Design-based Research

Design-based research in education is aimed at the development, implementation, and diffusion of innovative practices to evolve teaching and learning from function to excellence (Kelly, 2003. It "embraces the complexity of learning and teaching, and adopts interventionist and iterative posture towards it" (Kelly, 2004).


The term "design"  can be used as both a noun (‘a design’) and a verb (‘to design’).  As a noun, a design is a drawing, graphical representation, ornamental pattern, model, sketch, template. As a verb, to design may be (a) to plan, draw, or impose a pattern or (b) to formulate a plan for later production.

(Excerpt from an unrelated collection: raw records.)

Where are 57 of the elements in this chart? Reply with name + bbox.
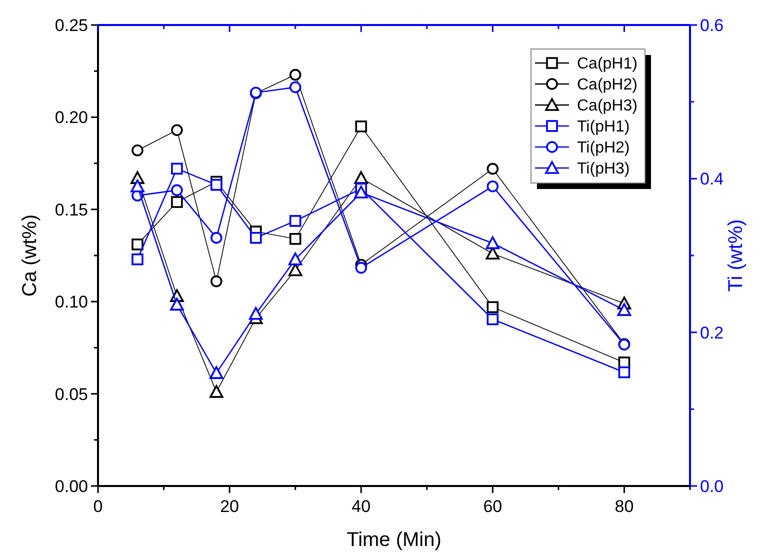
point — [288, 263, 302, 276]
point — [289, 68, 302, 81]
point — [289, 233, 302, 245]
point — [250, 232, 262, 244]
point — [289, 215, 302, 227]
point — [210, 232, 222, 244]
legend-label: Ca(pH1) — [577, 56, 638, 73]
point — [248, 306, 263, 320]
point — [617, 303, 632, 316]
point — [355, 120, 368, 132]
y-tick-label: 0.10 — [54, 292, 88, 312]
point — [354, 186, 368, 198]
point — [171, 162, 183, 175]
point — [618, 366, 630, 378]
point — [210, 385, 224, 398]
point — [210, 178, 222, 191]
y-axis-title: Ca (wt%) — [19, 214, 41, 297]
x-axis-title: Time (Min) — [346, 529, 442, 551]
point — [486, 180, 499, 192]
y2-axis-title: Ti (wt%) — [725, 219, 747, 292]
point — [132, 253, 144, 266]
y2-tick-label: 0.0 — [700, 476, 724, 496]
legend-label: Ti(pH3) — [577, 160, 630, 178]
y2-tick-label: 0.6 — [700, 16, 724, 35]
point — [170, 298, 184, 311]
y-tick-label: 0.15 — [54, 200, 88, 220]
y2-tick-label: 0.4 — [700, 170, 724, 189]
point — [210, 275, 222, 288]
y2-tick-label: 0.2 — [700, 323, 724, 342]
x-tick-label: 80 — [614, 497, 634, 516]
x-tick-label: 0 — [93, 497, 103, 516]
point — [288, 252, 302, 266]
point — [171, 196, 183, 208]
point — [210, 366, 224, 379]
point — [171, 124, 183, 136]
point — [486, 162, 499, 175]
point — [132, 238, 144, 250]
point — [289, 81, 302, 94]
point — [486, 313, 499, 326]
point — [130, 179, 144, 192]
y-tick-label: 0.25 — [54, 16, 88, 35]
legend-label: Ti(pH2) — [577, 140, 630, 157]
legend-label: Ca(pH2) — [577, 76, 638, 94]
point — [486, 236, 500, 250]
point — [355, 262, 368, 274]
x-tick-label: 40 — [352, 497, 371, 516]
x-tick-label: 20 — [220, 497, 240, 516]
y-tick-label: 0.05 — [54, 384, 88, 404]
point — [132, 144, 144, 156]
point — [354, 171, 368, 184]
y-tick-label: 0.20 — [54, 108, 88, 128]
legend-label: Ti(pH1) — [577, 118, 630, 136]
y-tick-label: 0.00 — [54, 476, 88, 496]
x-tick-label: 60 — [483, 497, 502, 516]
legend-label: Ca(pH3) — [577, 98, 638, 115]
point — [171, 184, 183, 196]
point — [486, 301, 499, 314]
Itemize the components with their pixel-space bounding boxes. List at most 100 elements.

Hence in a our setting design is both process and product:
  • What is our process? There are many models of design-based research.
  • What is our product? The model? The guidelines? The new (diffused) change in practice?
Schon adds to the basic concept of design a specific conception of design as frame experimentation. For Donald Schon, to design is to discover a framework of meaning in an indeterminate situation through practical operations in the situation (Wak, 2001).


A design-based research methodology usually infers that the problem to be addressed is complex, real-world problem, practitioners and researchers will collaborate on the solution, the research is iterative and will be implemented and refined over a period of at least two years, mixed methods will be used to build up a body of evidence from a range of sources, and a set of design principles will be iteratively derived from each cycle of the research (Design-Based Research Collective, 2003; Reeves et al, 2005).








Design-Based Research Collective. (2003). Design-based research: An emerging paradigm for educational inquiry, Educational Researcher, 32(1), 5-8.


Kelly, A.E. (2003). Research as design: The role of design in educational research.Educational Researcher, 32(1), 3-4.


Kelly, A.E. (2004). Design research in education. Yes, but is it methodological? Journal of learning Sciences, 13(1), 115-128.


Reeves, T.C, Herrington, J. & Oliver, R. (2005). Design research, a socially responsible approach to instructional technology research in higher education, Journal of Computing in Higher Education, 16(2), 97-116.


Wenger, E., McDermott, R. & Snyder, W.M. (2002). Cultivating communities of practice. Boston. Harvard Business School.


Waks, L.J. (2001) .Donald Schon’s Philosophy of Design and Design Education.International Journal of Technology and Design Education, 11, 37–51.